WASHINGTON—Credit unions necessarily involve risk. That is inescapable, said the panelists at a well-attended breakout at CUNA's Governmental Affairs Conference. The other, sharp side of that reality is that the NCUA has made it plain how the boards of directors oversee the risks faced by their credit unions will figure large in ratings.
"Risk is not a dirty word. It is essential," said panelist David Reed, a lawyer and founder of CUDoctor, a consulting practice. "If a credit union avoided all risk it would be out of business." But the risks, at all times, need to measured, monitored, understood. "The board needs to be the all-seeing eye at the top of the pyramid," added Reed,
Panelists, who also included CUNA Mutual Associate General Counsel John Christenson, CUNA Mutual Vice President of Credit Union Protection John Wallace and Kathy Thompson, a senior executive at CUNA, stressed that it is the board's job to oversee, not to attempt to manage, risks.

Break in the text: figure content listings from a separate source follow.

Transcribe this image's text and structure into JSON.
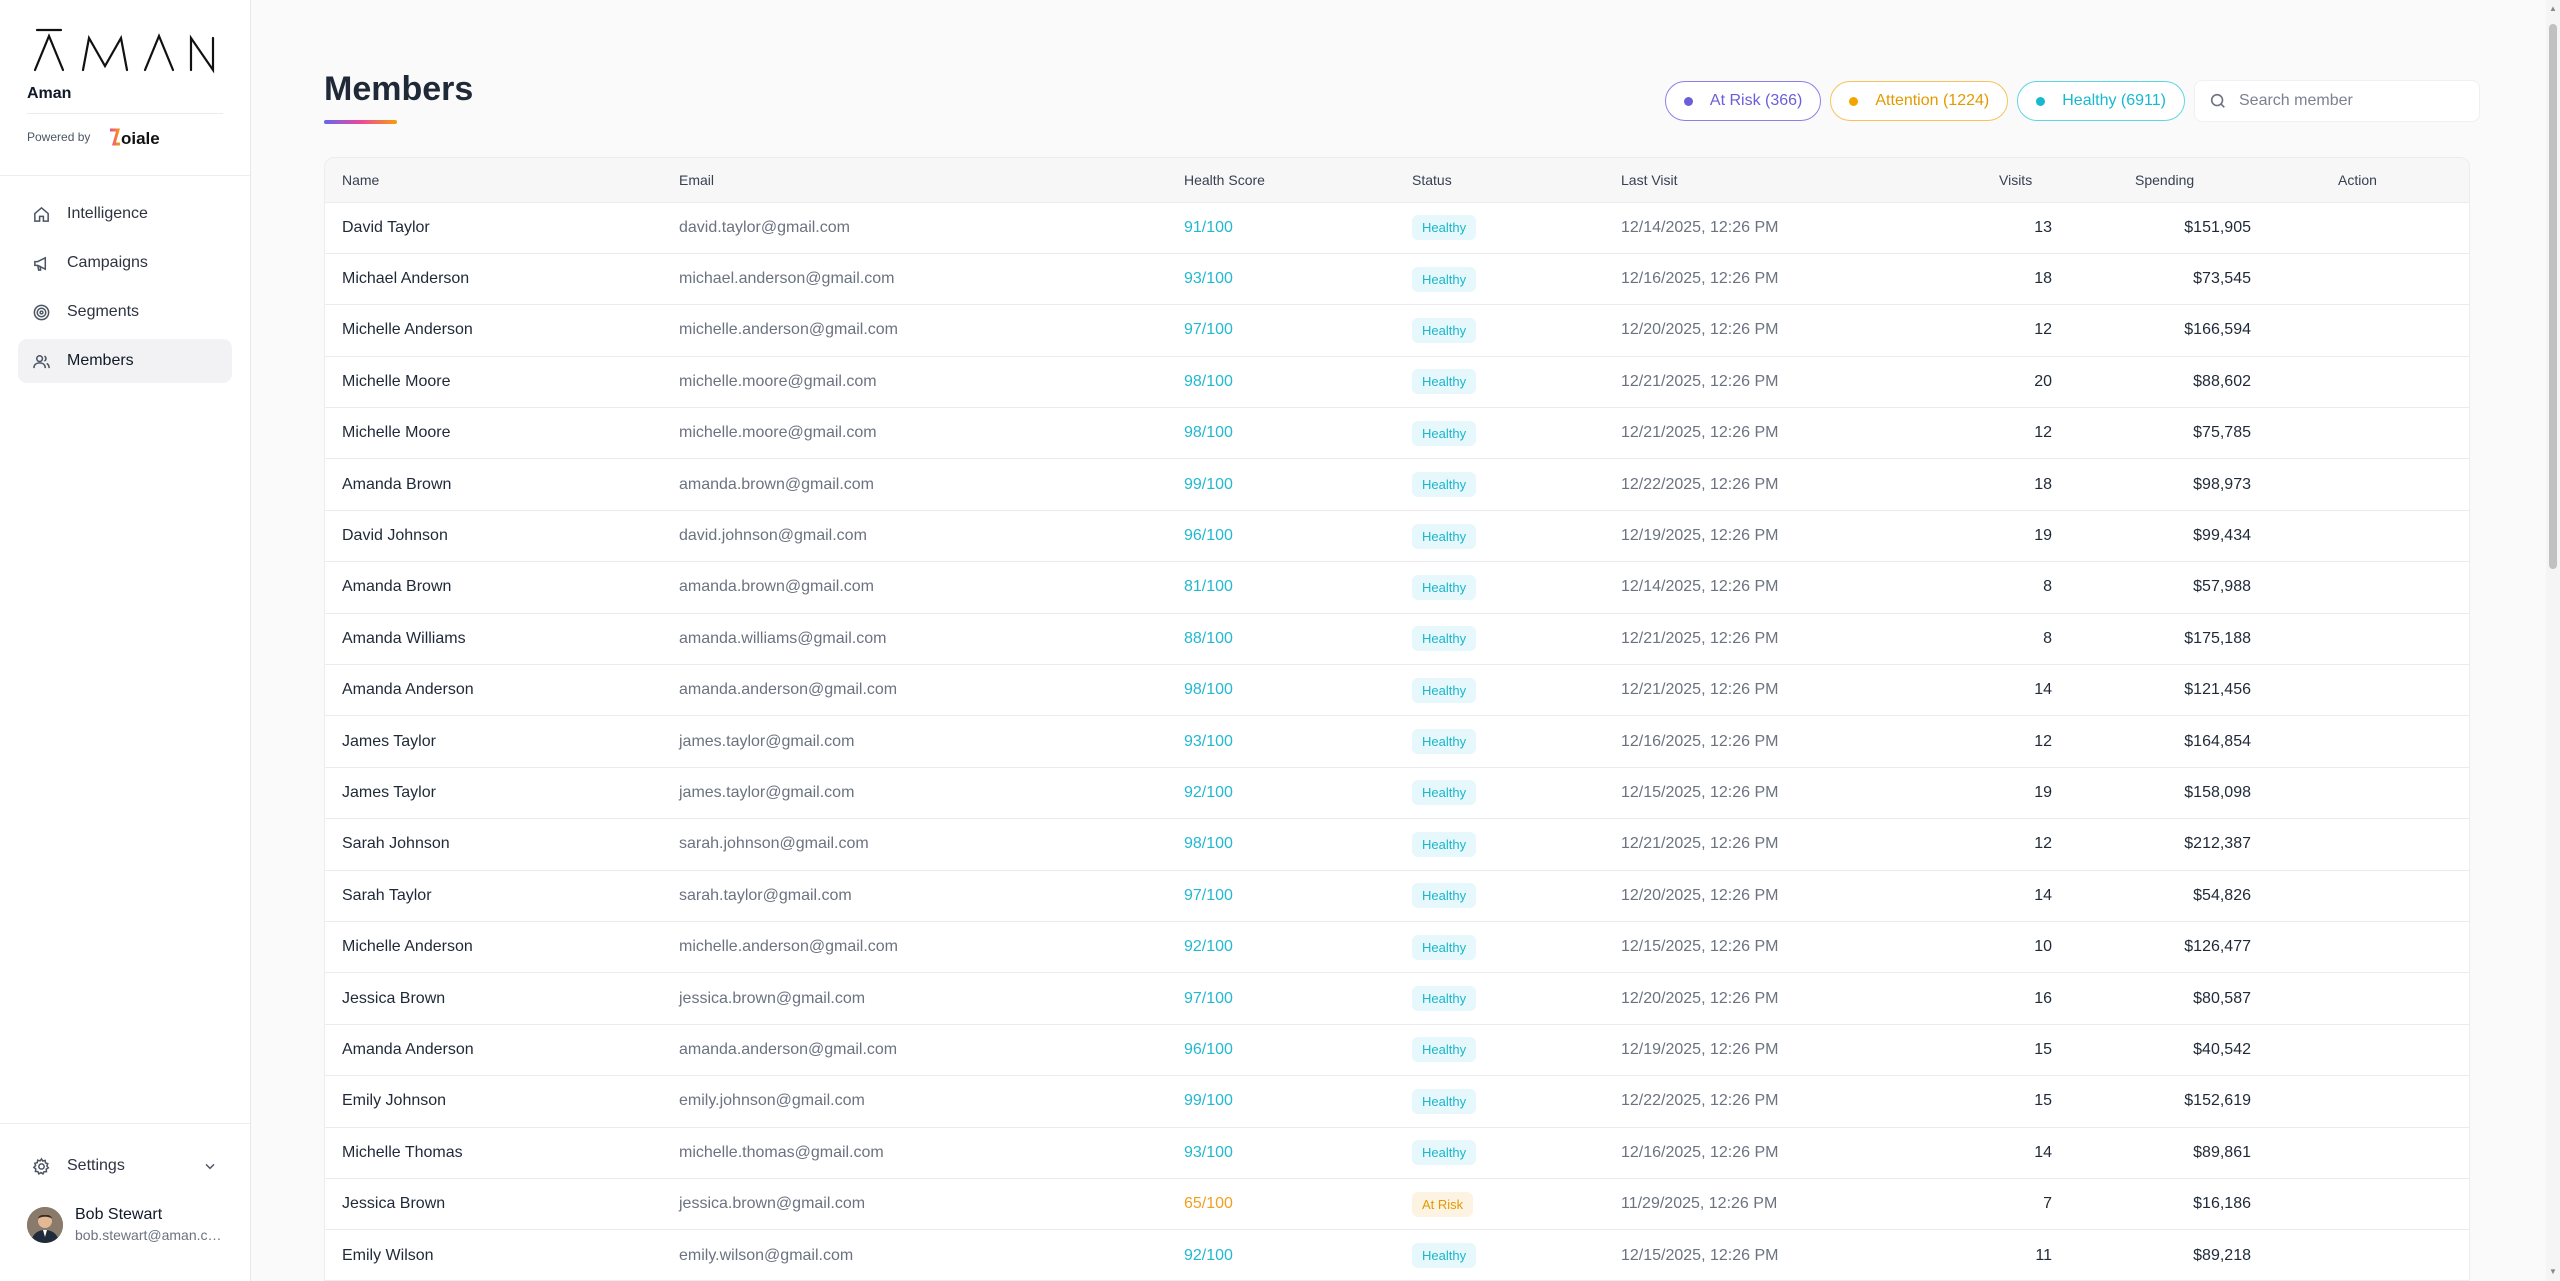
{
  "brand": {
    "logo_text": "ĀMAN",
    "name": "Aman",
    "powered_by": "Powered by",
    "partner_logo_text": "Loiale"
  },
  "nav": [
    {
      "label": "Intelligence",
      "icon": "home-icon"
    },
    {
      "label": "Campaigns",
      "icon": "megaphone-icon"
    },
    {
      "label": "Segments",
      "icon": "target-icon"
    },
    {
      "label": "Members",
      "icon": "users-icon",
      "active": true
    }
  ],
  "settings": {
    "label": "Settings",
    "icon": "gear-icon"
  },
  "user": {
    "name": "Bob Stewart",
    "email": "bob.stewart@aman.com"
  },
  "page": {
    "title": "Members"
  },
  "filters": {
    "at_risk": "At Risk (366)",
    "attention": "Attention (1224)",
    "healthy": "Healthy (6911)"
  },
  "search": {
    "placeholder": "Search member",
    "value": ""
  },
  "table": {
    "columns": [
      "Name",
      "Email",
      "Health Score",
      "Status",
      "Last Visit",
      "Visits",
      "Spending",
      "Action"
    ],
    "rows": [
      {
        "name": "David Taylor",
        "email": "david.taylor@gmail.com",
        "score": "91/100",
        "status": "Healthy",
        "last_visit": "12/14/2025, 12:26 PM",
        "visits": "13",
        "spending": "$151,905"
      },
      {
        "name": "Michael Anderson",
        "email": "michael.anderson@gmail.com",
        "score": "93/100",
        "status": "Healthy",
        "last_visit": "12/16/2025, 12:26 PM",
        "visits": "18",
        "spending": "$73,545"
      },
      {
        "name": "Michelle Anderson",
        "email": "michelle.anderson@gmail.com",
        "score": "97/100",
        "status": "Healthy",
        "last_visit": "12/20/2025, 12:26 PM",
        "visits": "12",
        "spending": "$166,594"
      },
      {
        "name": "Michelle Moore",
        "email": "michelle.moore@gmail.com",
        "score": "98/100",
        "status": "Healthy",
        "last_visit": "12/21/2025, 12:26 PM",
        "visits": "20",
        "spending": "$88,602"
      },
      {
        "name": "Michelle Moore",
        "email": "michelle.moore@gmail.com",
        "score": "98/100",
        "status": "Healthy",
        "last_visit": "12/21/2025, 12:26 PM",
        "visits": "12",
        "spending": "$75,785"
      },
      {
        "name": "Amanda Brown",
        "email": "amanda.brown@gmail.com",
        "score": "99/100",
        "status": "Healthy",
        "last_visit": "12/22/2025, 12:26 PM",
        "visits": "18",
        "spending": "$98,973"
      },
      {
        "name": "David Johnson",
        "email": "david.johnson@gmail.com",
        "score": "96/100",
        "status": "Healthy",
        "last_visit": "12/19/2025, 12:26 PM",
        "visits": "19",
        "spending": "$99,434"
      },
      {
        "name": "Amanda Brown",
        "email": "amanda.brown@gmail.com",
        "score": "81/100",
        "status": "Healthy",
        "last_visit": "12/14/2025, 12:26 PM",
        "visits": "8",
        "spending": "$57,988"
      },
      {
        "name": "Amanda Williams",
        "email": "amanda.williams@gmail.com",
        "score": "88/100",
        "status": "Healthy",
        "last_visit": "12/21/2025, 12:26 PM",
        "visits": "8",
        "spending": "$175,188"
      },
      {
        "name": "Amanda Anderson",
        "email": "amanda.anderson@gmail.com",
        "score": "98/100",
        "status": "Healthy",
        "last_visit": "12/21/2025, 12:26 PM",
        "visits": "14",
        "spending": "$121,456"
      },
      {
        "name": "James Taylor",
        "email": "james.taylor@gmail.com",
        "score": "93/100",
        "status": "Healthy",
        "last_visit": "12/16/2025, 12:26 PM",
        "visits": "12",
        "spending": "$164,854"
      },
      {
        "name": "James Taylor",
        "email": "james.taylor@gmail.com",
        "score": "92/100",
        "status": "Healthy",
        "last_visit": "12/15/2025, 12:26 PM",
        "visits": "19",
        "spending": "$158,098"
      },
      {
        "name": "Sarah Johnson",
        "email": "sarah.johnson@gmail.com",
        "score": "98/100",
        "status": "Healthy",
        "last_visit": "12/21/2025, 12:26 PM",
        "visits": "12",
        "spending": "$212,387"
      },
      {
        "name": "Sarah Taylor",
        "email": "sarah.taylor@gmail.com",
        "score": "97/100",
        "status": "Healthy",
        "last_visit": "12/20/2025, 12:26 PM",
        "visits": "14",
        "spending": "$54,826"
      },
      {
        "name": "Michelle Anderson",
        "email": "michelle.anderson@gmail.com",
        "score": "92/100",
        "status": "Healthy",
        "last_visit": "12/15/2025, 12:26 PM",
        "visits": "10",
        "spending": "$126,477"
      },
      {
        "name": "Jessica Brown",
        "email": "jessica.brown@gmail.com",
        "score": "97/100",
        "status": "Healthy",
        "last_visit": "12/20/2025, 12:26 PM",
        "visits": "16",
        "spending": "$80,587"
      },
      {
        "name": "Amanda Anderson",
        "email": "amanda.anderson@gmail.com",
        "score": "96/100",
        "status": "Healthy",
        "last_visit": "12/19/2025, 12:26 PM",
        "visits": "15",
        "spending": "$40,542"
      },
      {
        "name": "Emily Johnson",
        "email": "emily.johnson@gmail.com",
        "score": "99/100",
        "status": "Healthy",
        "last_visit": "12/22/2025, 12:26 PM",
        "visits": "15",
        "spending": "$152,619"
      },
      {
        "name": "Michelle Thomas",
        "email": "michelle.thomas@gmail.com",
        "score": "93/100",
        "status": "Healthy",
        "last_visit": "12/16/2025, 12:26 PM",
        "visits": "14",
        "spending": "$89,861"
      },
      {
        "name": "Jessica Brown",
        "email": "jessica.brown@gmail.com",
        "score": "65/100",
        "status": "At Risk",
        "last_visit": "11/29/2025, 12:26 PM",
        "visits": "7",
        "spending": "$16,186"
      },
      {
        "name": "Emily Wilson",
        "email": "emily.wilson@gmail.com",
        "score": "92/100",
        "status": "Healthy",
        "last_visit": "12/15/2025, 12:26 PM",
        "visits": "11",
        "spending": "$89,218"
      }
    ]
  },
  "colors": {
    "healthy": "#22b8cf",
    "at_risk": "#f0a020",
    "attention": "#f0a500",
    "accent_risk_chip": "#6b5ed8"
  }
}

The latter is management's job and, while splitting that hair is not always easy, understanding the delicate differences between the board's duties and management's is crucial to a smoothly functioning credit union, said the panelists.

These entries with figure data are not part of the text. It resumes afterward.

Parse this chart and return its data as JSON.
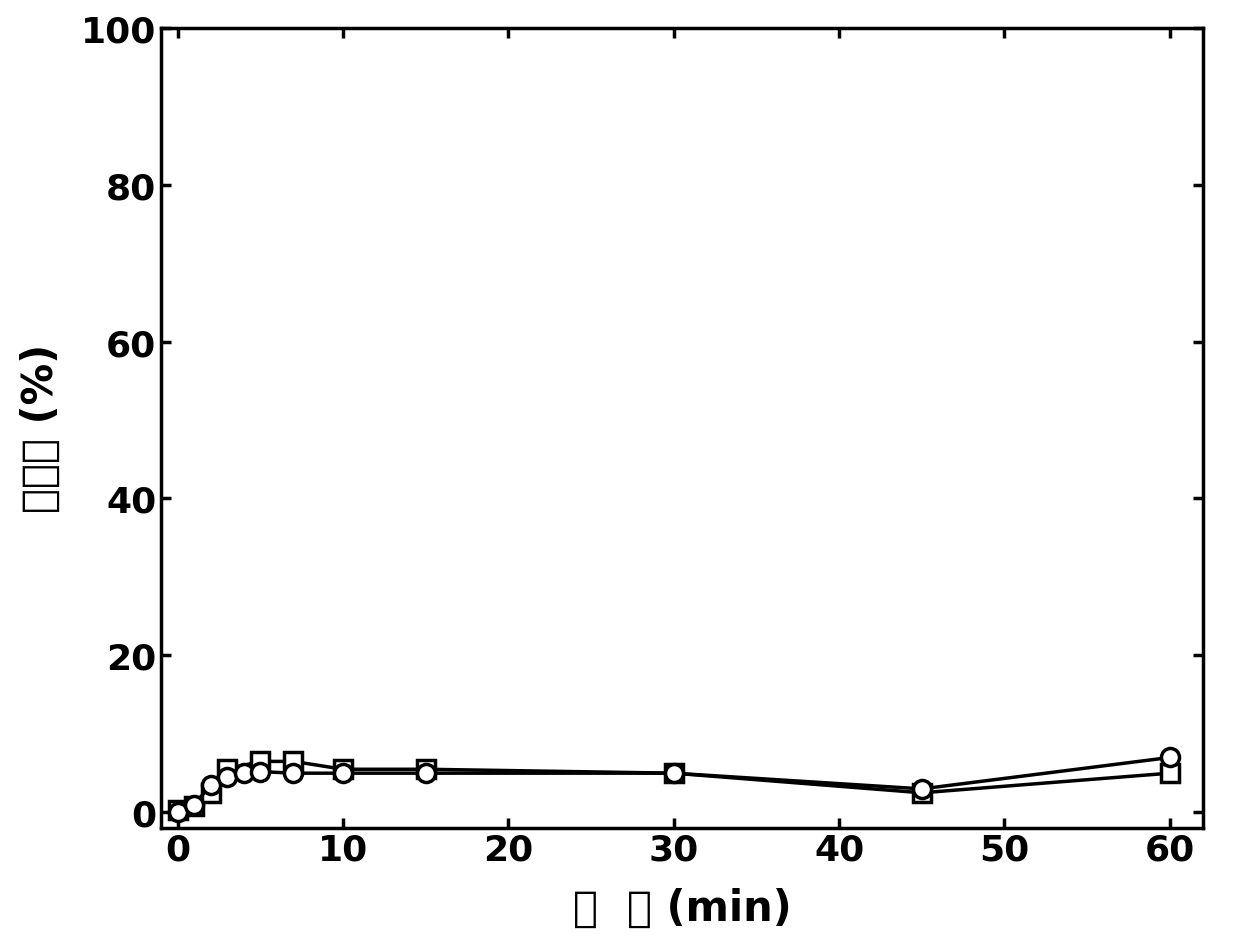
{
  "series1_x": [
    0,
    1,
    2,
    3,
    4,
    5,
    7,
    10,
    15,
    30,
    45,
    60
  ],
  "series1_y": [
    0.0,
    1.0,
    3.5,
    4.5,
    5.0,
    5.2,
    5.0,
    5.0,
    5.0,
    5.0,
    3.0,
    7.0
  ],
  "series2_x": [
    0,
    1,
    2,
    3,
    5,
    7,
    10,
    15,
    30,
    45,
    60
  ],
  "series2_y": [
    0.3,
    0.8,
    2.5,
    5.5,
    6.5,
    6.5,
    5.5,
    5.5,
    5.0,
    2.5,
    5.0
  ],
  "xlabel": "时  间 (min)",
  "ylabel": "去除率 (%)",
  "xlim": [
    -1,
    62
  ],
  "ylim": [
    -2,
    100
  ],
  "xticks": [
    0,
    10,
    20,
    30,
    40,
    50,
    60
  ],
  "yticks": [
    0,
    20,
    40,
    60,
    80,
    100
  ],
  "line_color": "#000000",
  "background_color": "#ffffff",
  "label_fontsize": 30,
  "tick_fontsize": 26,
  "line_width": 2.5,
  "marker_size": 13,
  "marker_edge_width": 2.5
}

The board, added Wallace, "needs to set a risk oversight policy" that tells management what risks the board believes the credit union should accept and also advises about risks to avoid.

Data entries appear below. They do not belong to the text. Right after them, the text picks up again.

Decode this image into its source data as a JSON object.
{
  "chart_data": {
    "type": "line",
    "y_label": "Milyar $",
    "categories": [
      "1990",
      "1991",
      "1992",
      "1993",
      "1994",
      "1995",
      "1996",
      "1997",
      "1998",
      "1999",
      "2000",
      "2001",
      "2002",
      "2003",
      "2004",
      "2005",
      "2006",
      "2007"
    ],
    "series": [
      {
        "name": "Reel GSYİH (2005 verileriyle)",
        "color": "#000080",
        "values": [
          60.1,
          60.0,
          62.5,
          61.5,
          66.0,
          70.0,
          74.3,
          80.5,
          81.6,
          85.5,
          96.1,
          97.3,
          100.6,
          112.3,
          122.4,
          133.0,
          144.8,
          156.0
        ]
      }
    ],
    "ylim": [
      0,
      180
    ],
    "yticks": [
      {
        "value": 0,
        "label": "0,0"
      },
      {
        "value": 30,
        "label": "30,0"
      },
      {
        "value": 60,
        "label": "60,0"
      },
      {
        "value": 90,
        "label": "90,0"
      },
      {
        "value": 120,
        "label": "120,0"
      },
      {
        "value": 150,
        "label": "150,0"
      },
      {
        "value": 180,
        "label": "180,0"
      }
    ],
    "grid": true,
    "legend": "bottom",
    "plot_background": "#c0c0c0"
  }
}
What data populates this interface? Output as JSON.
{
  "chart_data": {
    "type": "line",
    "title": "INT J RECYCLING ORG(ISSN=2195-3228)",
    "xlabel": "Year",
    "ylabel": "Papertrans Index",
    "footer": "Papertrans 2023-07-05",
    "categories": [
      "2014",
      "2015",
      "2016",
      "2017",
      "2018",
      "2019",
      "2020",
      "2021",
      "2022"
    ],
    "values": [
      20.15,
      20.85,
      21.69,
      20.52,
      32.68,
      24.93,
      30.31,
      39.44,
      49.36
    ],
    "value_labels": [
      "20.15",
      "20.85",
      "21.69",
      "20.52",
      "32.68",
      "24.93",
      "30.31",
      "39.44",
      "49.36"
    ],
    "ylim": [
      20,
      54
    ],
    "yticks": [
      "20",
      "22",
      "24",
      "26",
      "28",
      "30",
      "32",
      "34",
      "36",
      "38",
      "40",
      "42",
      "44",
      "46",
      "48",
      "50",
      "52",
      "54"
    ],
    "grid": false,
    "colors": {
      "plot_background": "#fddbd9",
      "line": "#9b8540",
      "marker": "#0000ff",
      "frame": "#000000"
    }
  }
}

A policy also would advise management about how and where to update the board about the key risks likely to be faced by the CU.
That varies by institution, stressed the panelists, but as a rule risks fall into four large buckets: fraud (where insider fraud looms very large); litigation (including class action litigation such as the current wave of ADA related suits involving ATMs); third-party risks (this category includes possible errors and omissions by every vendor to the credit unions, from the developer of a mobile banking app to the core system provider); and new interest rate risks.
With respect to vendor risk, Thompson warned: "The NCUA is examining in regard to the level of due diligence credit unions are performing on their vendors." That, she said, has become a topic of increasing importance and boards need to be sure their institution has in place thorough due diligence procedures.
As for interest rate risks, Thompson distributed a handout that stated that, effective January 1 2012, every federally insured credit union needs a written interest rate risk management policy. The only exclusions are institutions with assets under $10 million and also institutions in the $10 to $50 million range must comply only if total first mortgage loans plus investments with maturities greater than five years equals or exceeds 100 percent of net worth. By NCUA count, about 3,200 credit unions need to have policies in place and perhaps 800 have yet to do so.
"You need to talk about risk," said Christenson in perhaps the key take-away from the session. "The board and management need an ongoing dialog."